As season nears end, Rodney Howard may be finding his form

Credit: Anthony McClellan

Credit: Anthony McClellan

In the final quarter of the season, two of Georgia Tech’s season-long quests may have been achieved. Coach Josh Pastner’s desire for production out of the post and a consistent third scorer may have been met in the form of center Rodney Howard.

Howard began the season as a starter and produced against mid-major competition before coming up short against stronger nonconference opponents. He then missed five games with an ankle injury and was less effective upon his return. But, in Tech’s most recent three games, including Tech’s 68-62 road win over Pittsburgh on Saturday, he has executed his supporting role for the Yellow Jackets to Pastner’s satisfaction.

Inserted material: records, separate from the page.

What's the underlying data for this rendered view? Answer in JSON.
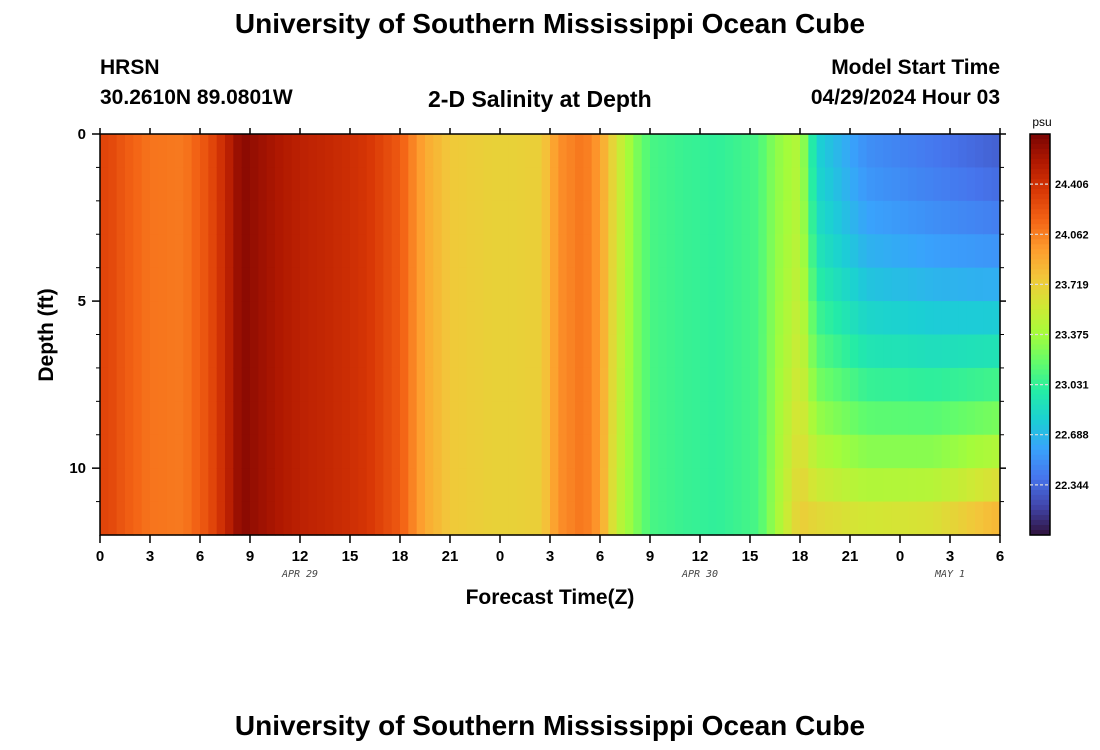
{
  "header": {
    "title": "University of Southern Mississippi Ocean Cube",
    "station": "HRSN",
    "coords": "30.2610N  89.0801W",
    "subtitle": "2-D Salinity at Depth",
    "model_start_label": "Model Start Time",
    "model_start_value": "04/29/2024 Hour 03",
    "footer_title": "University of Southern Mississippi Ocean Cube"
  },
  "chart_data": {
    "type": "heatmap",
    "title": "2-D Salinity at Depth",
    "xlabel": "Forecast Time(Z)",
    "ylabel": "Depth (ft)",
    "x_hours": [
      0,
      54
    ],
    "xticks": [
      "0",
      "3",
      "6",
      "9",
      "12",
      "15",
      "18",
      "21",
      "0",
      "3",
      "6",
      "9",
      "12",
      "15",
      "18",
      "21",
      "0",
      "3",
      "6"
    ],
    "date_labels": [
      "APR 29",
      "APR 30",
      "MAY 1"
    ],
    "date_label_hours": [
      12,
      36,
      51
    ],
    "yticks": [
      "0",
      "5",
      "10"
    ],
    "ylim": [
      0,
      12
    ],
    "y_reversed": true,
    "colorbar": {
      "unit": "psu",
      "min": 22.0,
      "max": 24.75,
      "ticks": [
        "24.406",
        "24.062",
        "23.719",
        "23.375",
        "23.031",
        "22.688",
        "22.344"
      ],
      "colors": [
        "#30123b",
        "#4145ab",
        "#4675ed",
        "#39a2fc",
        "#1bcfd4",
        "#24eca6",
        "#61fc6c",
        "#a4fc3b",
        "#d1e834",
        "#f3c63a",
        "#fe9b2d",
        "#f36315",
        "#d93806",
        "#b11901",
        "#7a0403"
      ]
    },
    "surface_profile": [
      {
        "h": 0.5,
        "v": 24.3
      },
      {
        "h": 1.5,
        "v": 24.2
      },
      {
        "h": 3.0,
        "v": 24.1
      },
      {
        "h": 5.0,
        "v": 24.08
      },
      {
        "h": 6.5,
        "v": 24.25
      },
      {
        "h": 7.5,
        "v": 24.45
      },
      {
        "h": 8.5,
        "v": 24.7
      },
      {
        "h": 10.0,
        "v": 24.6
      },
      {
        "h": 12.0,
        "v": 24.5
      },
      {
        "h": 14.0,
        "v": 24.45
      },
      {
        "h": 16.0,
        "v": 24.38
      },
      {
        "h": 18.0,
        "v": 24.2
      },
      {
        "h": 19.5,
        "v": 23.9
      },
      {
        "h": 21.0,
        "v": 23.75
      },
      {
        "h": 24.0,
        "v": 23.7
      },
      {
        "h": 26.5,
        "v": 23.72
      },
      {
        "h": 27.5,
        "v": 24.0
      },
      {
        "h": 29.0,
        "v": 24.1
      },
      {
        "h": 30.0,
        "v": 23.95
      },
      {
        "h": 31.0,
        "v": 23.6
      },
      {
        "h": 32.0,
        "v": 23.3
      },
      {
        "h": 33.0,
        "v": 23.1
      },
      {
        "h": 35.0,
        "v": 23.05
      },
      {
        "h": 37.0,
        "v": 23.02
      },
      {
        "h": 39.5,
        "v": 23.1
      },
      {
        "h": 40.5,
        "v": 23.3
      },
      {
        "h": 42.0,
        "v": 23.45
      },
      {
        "h": 43.0,
        "v": 22.8
      },
      {
        "h": 46.0,
        "v": 22.5
      },
      {
        "h": 50.0,
        "v": 22.4
      },
      {
        "h": 54.0,
        "v": 22.3
      }
    ],
    "bottom_profile": [
      {
        "h": 0.5,
        "v": 24.3
      },
      {
        "h": 1.5,
        "v": 24.2
      },
      {
        "h": 3.0,
        "v": 24.1
      },
      {
        "h": 5.0,
        "v": 24.08
      },
      {
        "h": 6.5,
        "v": 24.25
      },
      {
        "h": 7.5,
        "v": 24.45
      },
      {
        "h": 8.5,
        "v": 24.7
      },
      {
        "h": 10.0,
        "v": 24.6
      },
      {
        "h": 12.0,
        "v": 24.5
      },
      {
        "h": 14.0,
        "v": 24.45
      },
      {
        "h": 16.0,
        "v": 24.38
      },
      {
        "h": 18.0,
        "v": 24.2
      },
      {
        "h": 19.5,
        "v": 23.9
      },
      {
        "h": 21.0,
        "v": 23.75
      },
      {
        "h": 24.0,
        "v": 23.7
      },
      {
        "h": 26.5,
        "v": 23.72
      },
      {
        "h": 27.5,
        "v": 24.0
      },
      {
        "h": 29.0,
        "v": 24.1
      },
      {
        "h": 30.0,
        "v": 23.95
      },
      {
        "h": 31.0,
        "v": 23.5
      },
      {
        "h": 32.0,
        "v": 23.3
      },
      {
        "h": 33.0,
        "v": 23.1
      },
      {
        "h": 35.0,
        "v": 23.05
      },
      {
        "h": 37.0,
        "v": 23.02
      },
      {
        "h": 39.5,
        "v": 23.1
      },
      {
        "h": 42.0,
        "v": 23.75
      },
      {
        "h": 46.0,
        "v": 23.65
      },
      {
        "h": 50.0,
        "v": 23.7
      },
      {
        "h": 54.0,
        "v": 23.95
      }
    ]
  }
}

“He was out for a while, and that really hurt our team, not having him, and then it took him just a little bit to get back in the flow of things,” Pastner said after the game. “And since he’s been back for us, he’s been really, really good.”

Against Pitt, Howard matched his career scoring high (set in Tech’s previous game, a home loss to N.C. State) of 14 points on 6-for-9 shooting. He was also active on defense, challenging shots and setting hard hedges on screens before scrambling back to cover the post. He was a physical presence against Pitt big man John Hugley. With the win, Tech ended a three-game losing streak and improved its record to 11-15 overall and 4-11 in the ACC.

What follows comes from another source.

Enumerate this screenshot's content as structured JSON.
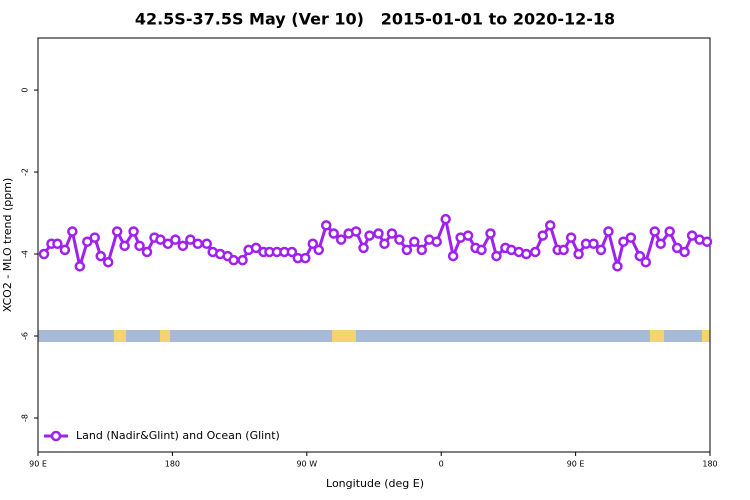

Howard also had seven rebounds (four on the offensive end) and turned the ball over just once in 33 minutes despite a significant role in handling the ball in Tech’s Princeton offense.

Georgia Tech 68, Pittsburgh 62

With Howard scoring 10 points against Virginia, 14 against N.C. State and 14 against the Panthers, he became the first Tech player this season other than the team’s two leading scorers – guard Michael Devoe and forward Jordan Usher – to score in double figures in three consecutive games. Moreover, Howard has been a highly efficient scorer, making 18 of 24 field-goal tries in the three games.

It has been Pastner’s season-long hope for his offense-challenged team that a consistent third scorer could emerge. Three games do not constitute much of a sample, but he’s at least looked the part and undoubtedly will get a chance to continue.

Howard has been sticking to what he can do. He has scored mostly on putbacks and close-range shots going to the basket, such as dunks off feeds from teammates after they draw in the defense. His ability to score more skillfully is, to be sure, a work in progress.

Still, Pastner said that “it totally changes the dynamic of our team” when he is playing effectively as he has in the Jackets’ past three games.

“He was out for a while, and that really hurt our team, not having him, and then it took him just a little bit to get back in the flow of things. And since he's been back for us, he's been really, really good."

- Georgia Tech coach Josh Pastner, on center Rodney Howard

“Look, he’s different than Moses Wright; he’s different than the guys we’ve had in the past,” Pastner said. “But he’s good in his role, of what he does when he plays the way he plays, with engagement.”

The remaining games (five in the regular season, including Tech’s game Monday at Syracuse, plus the ACC Tournament) will clarify whether Howard’s recent spurt in productivity is a new norm or merely a temporary spike. But it’s certainly an uptick. In his first seven games back from his ankle injury, Howard scored a total of 15 points with 21 rebounds in 101 minutes of play. He started six of the seven games, but played a total of 10 minutes against Clemson Feb. 5 and Miami Feb. 9 because he was contributing so little and was not playing as well as forward Jordan Meka. At Virginia Feb. 12, Pastner rewarded Meka with a start, but this time it was Howard who performed off the bench. He has started the two games since and played a total of 95 minutes in the three games, an indication of Pastner’s growing trust.

Howard credited work with assistant coach Eric Reveno.

“We start off with a lot of player development pre-practice, just Reveno helping me a lot – a lot of contact drills, finishing around the basket with contact, going against the other post players, as well,” Howard said. “It’s been a big help.”

There are certainly more steps in his game to take. He can be a more aggressive rebounder. He would be a more dangerous player if he developed a trustworthy jump hook or even a short jumper.

But he’s comfortable handling the ball and pulled off a few give-and-gos to create scoring chances against Pitt. He goes to the floor for loose balls. In perhaps his most athletic play of the game Saturday, he outjumped three other players for a defensive rebound in the second half and then, while falling to the floor, he passed to guard Deivon Smith to start a fast break that ended with Devoe scoring on a layup.

If he can keep it up through the end of the season, it would lend more hope for the prospects of the 2022-23 team, which will be without Devoe and Usher and will need to find consistent scoring. It would also offer additional testimony to Reveno’s gift for developing big men.

However, opponents figure to adjust for Howard and be more wary of his increasing scoring capacity. A new challenge unfolds for Tech and Howard.

“We really pride ourselves on player development,” Pastner said. “That’s really important for us, to get guys better, and Rodney’s another example of just getting guys better.”